Lee closed her eyes and replayed her recording of her “sniff’ of the inside of the nightclub. “Yes,” she said. “Depressed. Extremely anxious about something he suspected was about to happen. Not the murder: something else, in the near but not immediate future.”

“I concur. He goes outside with his mind on that trouble ahead of him. Then turns around, sees the guy with the gun—”

“And thinks, ‘I never thought they’d go 
this
 far.’ ”

“I concur again. That’s certainly how I read it. But this is stuff that I don’t think a jury is going to be able to hear with you from your recording. It goes by awful fast in mine. If you can catch it more clearly when you run the site one last time—”

“All I can do is try,” Lee said. “Truth is out there. All we have to do is catch her.”

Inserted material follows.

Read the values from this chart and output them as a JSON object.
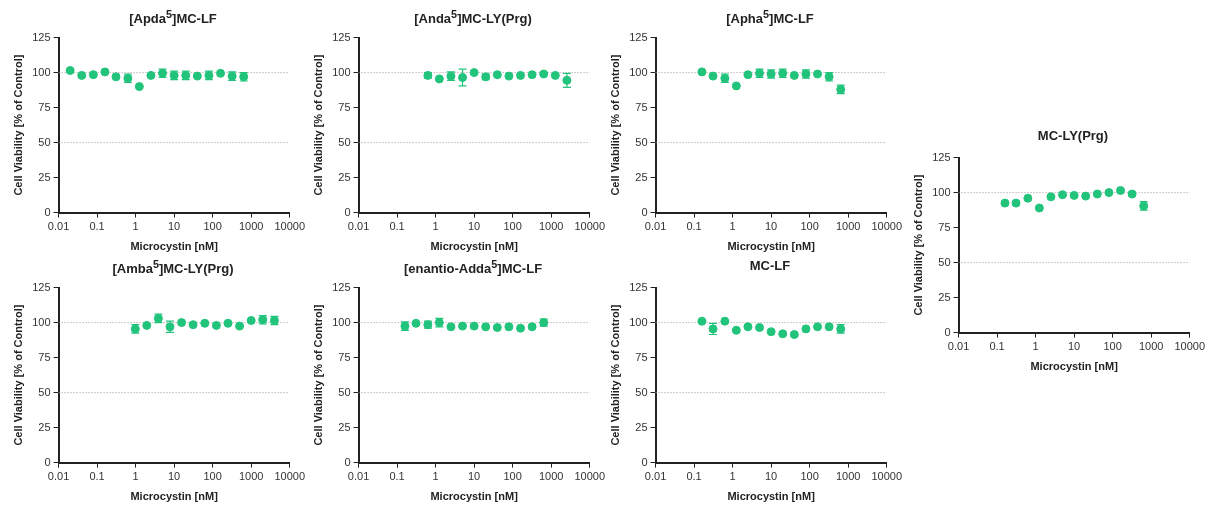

“If possible. These impressions are very general at the moment: they don’t lead anywhere specific.” Gelert lay back on his pad and stretched, long legs waving in all directions before he came upright again and lay there looking like an oversize statue of an albino Anubis. “So. A human lies in wait for dil’Sorden, shoots him, and escapes. An Elf watches, and leaves. And dil’Sorden was half expecting it. Why? What has he done wrong? Or done right, after which he can’t be allowed to live longer? What has he 
not
 done that he was supposed to do?”

They both sat with the thought for a while. “Too soon to know,” Lee said. “But this was no accident: no mugging that went wrong. It was him they meant to kill… And you’re right about his computer workspace. I’ll ask Hagen tomorrow morning, after I sniff the site again.”

“How many more runs on it do you think we have?”

“One each,” Lee said. “There won’t be much left to read afterward. But I’m going to milk my last run for all it’s worth.” Once again she saw it, that shadow by the corner, watching, satisfied, gone.

“You always were stubborn,” Gelert said, getting up and stretching again.

“It takes over where smart runs out,” Lee said, “and sometimes it’s worth more. Let’s go get some supper.”

*

Lee was in early the next morning, earlier even than Mass, which she knew was going to cause some teasing: but she didn’t care. She spoke to the alarm system, had it bring the lights and office services online, and went back to the coffee room to make herself a cup of something strong. The shadow by the corner building had kept her awake for a long time, and when she’d finally slept, she’d gotten no good out of it.